Çocukların sinir sistemi, esnekliği ve işlevlerini geri yükleme yeteneği ile ayırt edilir. Bu nedenle yaşamın ilk aylarında zamanında başlayan tedavi çocuğun ileride normal gelişme şansını arttırır. İstatistiklere göre, çocukların% 20-30'unda tam iyileşme meydana gelir, diğer durumlarda ana sendromları, hastalığın minimal serebral disfonksiyona, hidrosefalik sendroma geçişi ile korumak mümkündür. Ağır vakalarda epilepsi, serebral palsi gelişimi mümkündür.

Hastalığın önlenmesi

Bir çocuk için sorun riskini azaltmak için, aday ebeveynler hamileliği planlarken sorumlu bir yaklaşım benimsemelidir. Sağlıklı bir yaşam tarzı sürdürmeye, doğru beslenmeye, havada düzenli yürüyüşlere yeterince dikkat etmeniz gerekiyor. Hamile bir anne, daha bebek sahibi olmadan önce kronik hastalıkları tedavi etmeli ve hamilelik sırasında bulaşıcı hastalarla temastan kaçınmalıdır.

Hamilelikte muayenenin önemini unutmayınız. Doğum öncesi kliniğinde düzenli muayene, çocuğun gelişimini etkileyebilecek patolojik durumların belirlenmesine ve zamanında harekete geçilmesine yardımcı olacaktır. Büyük önem taşıyan doğumun doğru yönetimi, doğumun olası komplikasyonlarının zamanında belirlenmesi, doğum yönteminin seçimidir. Bebek doğduktan sonra, bir çocuk doktoru tarafından muayene ve çocuğun iyilik halinin değerlendirilmesi gerekir.

Sonuçlar

AED oldukça yaygın bir patolojidir. Gebelik ve doğumun patolojik seyrinin bir komplikasyonu olarak ortaya çıkar. Hastalığın tezahürleri çeşitli semptomlarla karakterizedir ve acil, akılcı tedavi gerektirir. Zamanında başlatılan yeterli tedavi, çocuğun sağlığı ve gelişimi için tehlikeli sonuçların ortaya çıkma riskini en aza indirmeye yardımcı olacaktır.

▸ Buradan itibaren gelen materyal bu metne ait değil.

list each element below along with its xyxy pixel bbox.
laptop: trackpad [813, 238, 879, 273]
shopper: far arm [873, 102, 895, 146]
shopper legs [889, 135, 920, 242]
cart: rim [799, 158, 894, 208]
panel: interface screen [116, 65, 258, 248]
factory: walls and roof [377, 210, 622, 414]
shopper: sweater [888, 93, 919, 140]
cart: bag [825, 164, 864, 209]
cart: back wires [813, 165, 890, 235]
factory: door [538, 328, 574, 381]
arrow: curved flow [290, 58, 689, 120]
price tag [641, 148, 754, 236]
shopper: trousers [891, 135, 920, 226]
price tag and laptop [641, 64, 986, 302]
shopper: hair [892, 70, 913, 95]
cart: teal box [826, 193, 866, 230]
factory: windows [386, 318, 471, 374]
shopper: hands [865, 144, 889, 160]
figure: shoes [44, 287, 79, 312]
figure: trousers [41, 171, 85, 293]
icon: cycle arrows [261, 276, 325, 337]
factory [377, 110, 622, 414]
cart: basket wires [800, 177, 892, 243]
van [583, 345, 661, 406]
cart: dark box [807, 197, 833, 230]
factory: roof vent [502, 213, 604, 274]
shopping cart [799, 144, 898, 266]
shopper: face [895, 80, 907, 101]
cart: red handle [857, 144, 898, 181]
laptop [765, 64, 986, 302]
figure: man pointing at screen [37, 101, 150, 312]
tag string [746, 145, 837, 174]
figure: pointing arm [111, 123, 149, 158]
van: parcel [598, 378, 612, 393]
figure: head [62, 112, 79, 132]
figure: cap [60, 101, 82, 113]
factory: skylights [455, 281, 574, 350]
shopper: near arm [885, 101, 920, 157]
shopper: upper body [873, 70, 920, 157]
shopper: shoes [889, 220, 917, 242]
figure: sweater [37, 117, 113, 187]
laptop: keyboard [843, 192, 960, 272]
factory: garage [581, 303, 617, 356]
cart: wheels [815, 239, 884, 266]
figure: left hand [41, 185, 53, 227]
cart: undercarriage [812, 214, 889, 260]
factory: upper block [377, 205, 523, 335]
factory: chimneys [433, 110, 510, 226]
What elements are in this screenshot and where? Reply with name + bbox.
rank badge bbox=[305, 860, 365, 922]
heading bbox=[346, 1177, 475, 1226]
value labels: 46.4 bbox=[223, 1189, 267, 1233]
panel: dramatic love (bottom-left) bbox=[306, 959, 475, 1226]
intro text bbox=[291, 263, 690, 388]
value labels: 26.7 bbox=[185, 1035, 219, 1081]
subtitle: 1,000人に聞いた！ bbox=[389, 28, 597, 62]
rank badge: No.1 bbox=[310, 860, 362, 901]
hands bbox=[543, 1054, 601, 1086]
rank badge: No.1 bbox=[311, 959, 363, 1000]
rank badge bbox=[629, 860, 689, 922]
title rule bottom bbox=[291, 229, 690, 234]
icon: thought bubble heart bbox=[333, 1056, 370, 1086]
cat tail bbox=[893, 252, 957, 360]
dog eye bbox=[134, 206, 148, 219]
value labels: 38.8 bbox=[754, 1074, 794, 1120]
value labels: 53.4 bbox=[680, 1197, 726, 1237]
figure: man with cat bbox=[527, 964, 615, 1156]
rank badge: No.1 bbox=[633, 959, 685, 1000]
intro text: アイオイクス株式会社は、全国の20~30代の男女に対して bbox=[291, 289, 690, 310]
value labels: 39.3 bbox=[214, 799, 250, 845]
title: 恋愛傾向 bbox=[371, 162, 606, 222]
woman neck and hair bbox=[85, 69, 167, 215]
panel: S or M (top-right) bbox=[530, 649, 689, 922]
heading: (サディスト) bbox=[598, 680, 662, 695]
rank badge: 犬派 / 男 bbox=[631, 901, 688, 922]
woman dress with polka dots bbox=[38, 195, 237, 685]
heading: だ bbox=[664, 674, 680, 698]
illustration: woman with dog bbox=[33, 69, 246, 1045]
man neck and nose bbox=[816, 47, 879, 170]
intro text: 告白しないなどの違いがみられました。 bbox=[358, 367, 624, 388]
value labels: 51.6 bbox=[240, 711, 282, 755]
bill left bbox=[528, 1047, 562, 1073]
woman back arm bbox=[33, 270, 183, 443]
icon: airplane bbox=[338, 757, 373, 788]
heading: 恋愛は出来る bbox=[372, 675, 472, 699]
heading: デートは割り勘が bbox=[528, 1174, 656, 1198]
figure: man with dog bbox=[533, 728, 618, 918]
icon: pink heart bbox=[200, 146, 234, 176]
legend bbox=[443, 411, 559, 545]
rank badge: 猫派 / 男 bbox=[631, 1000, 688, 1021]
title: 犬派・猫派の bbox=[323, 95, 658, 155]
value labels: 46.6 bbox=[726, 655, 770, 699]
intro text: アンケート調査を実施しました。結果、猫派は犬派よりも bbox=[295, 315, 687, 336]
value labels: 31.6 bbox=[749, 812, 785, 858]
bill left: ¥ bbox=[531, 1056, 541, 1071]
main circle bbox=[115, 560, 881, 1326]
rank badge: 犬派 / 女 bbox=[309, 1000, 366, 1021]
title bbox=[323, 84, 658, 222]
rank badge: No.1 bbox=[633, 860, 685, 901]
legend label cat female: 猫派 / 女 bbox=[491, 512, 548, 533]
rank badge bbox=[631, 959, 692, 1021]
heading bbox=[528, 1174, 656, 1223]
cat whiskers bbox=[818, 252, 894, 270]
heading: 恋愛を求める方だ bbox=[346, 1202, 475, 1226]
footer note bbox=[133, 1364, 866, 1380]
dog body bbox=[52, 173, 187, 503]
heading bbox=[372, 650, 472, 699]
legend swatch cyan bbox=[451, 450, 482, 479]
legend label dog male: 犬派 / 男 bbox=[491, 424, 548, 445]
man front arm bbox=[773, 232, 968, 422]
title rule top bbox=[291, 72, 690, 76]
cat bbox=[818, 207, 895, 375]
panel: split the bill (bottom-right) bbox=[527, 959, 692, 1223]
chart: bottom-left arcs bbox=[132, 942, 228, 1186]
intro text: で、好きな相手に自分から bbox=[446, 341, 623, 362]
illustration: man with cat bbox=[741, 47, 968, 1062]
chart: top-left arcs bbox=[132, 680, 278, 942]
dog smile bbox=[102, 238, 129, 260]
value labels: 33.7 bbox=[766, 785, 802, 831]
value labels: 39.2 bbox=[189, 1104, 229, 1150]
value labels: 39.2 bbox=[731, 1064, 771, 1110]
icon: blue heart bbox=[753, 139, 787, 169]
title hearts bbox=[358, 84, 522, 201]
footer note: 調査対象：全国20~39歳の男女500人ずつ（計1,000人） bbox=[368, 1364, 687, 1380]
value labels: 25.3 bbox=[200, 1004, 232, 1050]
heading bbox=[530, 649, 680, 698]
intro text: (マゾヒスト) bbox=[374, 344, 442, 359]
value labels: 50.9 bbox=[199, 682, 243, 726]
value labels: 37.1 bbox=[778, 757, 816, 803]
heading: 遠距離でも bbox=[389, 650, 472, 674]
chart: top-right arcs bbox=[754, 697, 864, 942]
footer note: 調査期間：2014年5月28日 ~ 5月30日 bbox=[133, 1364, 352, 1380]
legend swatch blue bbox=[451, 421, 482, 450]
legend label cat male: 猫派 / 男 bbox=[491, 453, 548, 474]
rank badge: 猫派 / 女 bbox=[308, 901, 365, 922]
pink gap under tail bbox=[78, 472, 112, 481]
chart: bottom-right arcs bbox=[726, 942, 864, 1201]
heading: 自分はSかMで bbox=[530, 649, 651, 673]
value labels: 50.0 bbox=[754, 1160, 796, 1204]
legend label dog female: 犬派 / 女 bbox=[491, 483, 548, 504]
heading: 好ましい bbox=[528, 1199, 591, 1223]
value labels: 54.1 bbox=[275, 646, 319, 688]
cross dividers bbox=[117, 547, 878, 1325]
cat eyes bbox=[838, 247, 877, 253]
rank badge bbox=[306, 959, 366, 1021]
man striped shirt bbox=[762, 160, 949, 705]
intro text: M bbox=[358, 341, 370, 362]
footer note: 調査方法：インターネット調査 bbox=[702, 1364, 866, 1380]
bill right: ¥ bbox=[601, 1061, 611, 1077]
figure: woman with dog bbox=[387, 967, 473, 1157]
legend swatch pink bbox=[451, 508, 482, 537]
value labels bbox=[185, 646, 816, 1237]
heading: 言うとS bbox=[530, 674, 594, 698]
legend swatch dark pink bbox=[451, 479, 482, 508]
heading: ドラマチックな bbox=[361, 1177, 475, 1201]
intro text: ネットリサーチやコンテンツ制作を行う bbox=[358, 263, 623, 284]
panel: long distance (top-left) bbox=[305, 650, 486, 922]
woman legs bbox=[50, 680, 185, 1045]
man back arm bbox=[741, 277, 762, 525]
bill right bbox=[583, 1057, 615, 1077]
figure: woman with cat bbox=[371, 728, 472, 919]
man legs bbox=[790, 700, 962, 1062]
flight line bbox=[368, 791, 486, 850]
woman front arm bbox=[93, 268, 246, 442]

Ebeveynlerin, bir çocukta hastalığın gelişmesine neden olabilecek nedenleri bilmeleri ve bunları önlemeye çalışmaları gerekir. AEİ teşhisi yeni doğmuş bir bebeğe maruz kalırsa, anne ve babalar bu hastalığı ciddiye almalı ve doktorun tüm talimatlarına uymalı, düzenli olarak bir nörolog tarafından reçete edilen tedaviye girmelidir. Sonuçta, zamanında başlayan doğru tedavi, bebeğin sağlığı için istenmeyen sonuçların ortaya çıkma riskini önemli ölçüde azaltır.

Videoyu izle: Çocuklarda Metabolik ve Genetik Sorunlar. Prof Dr Sema Aydoğdu ile çocuğa dair her şey (Temmuz 2024).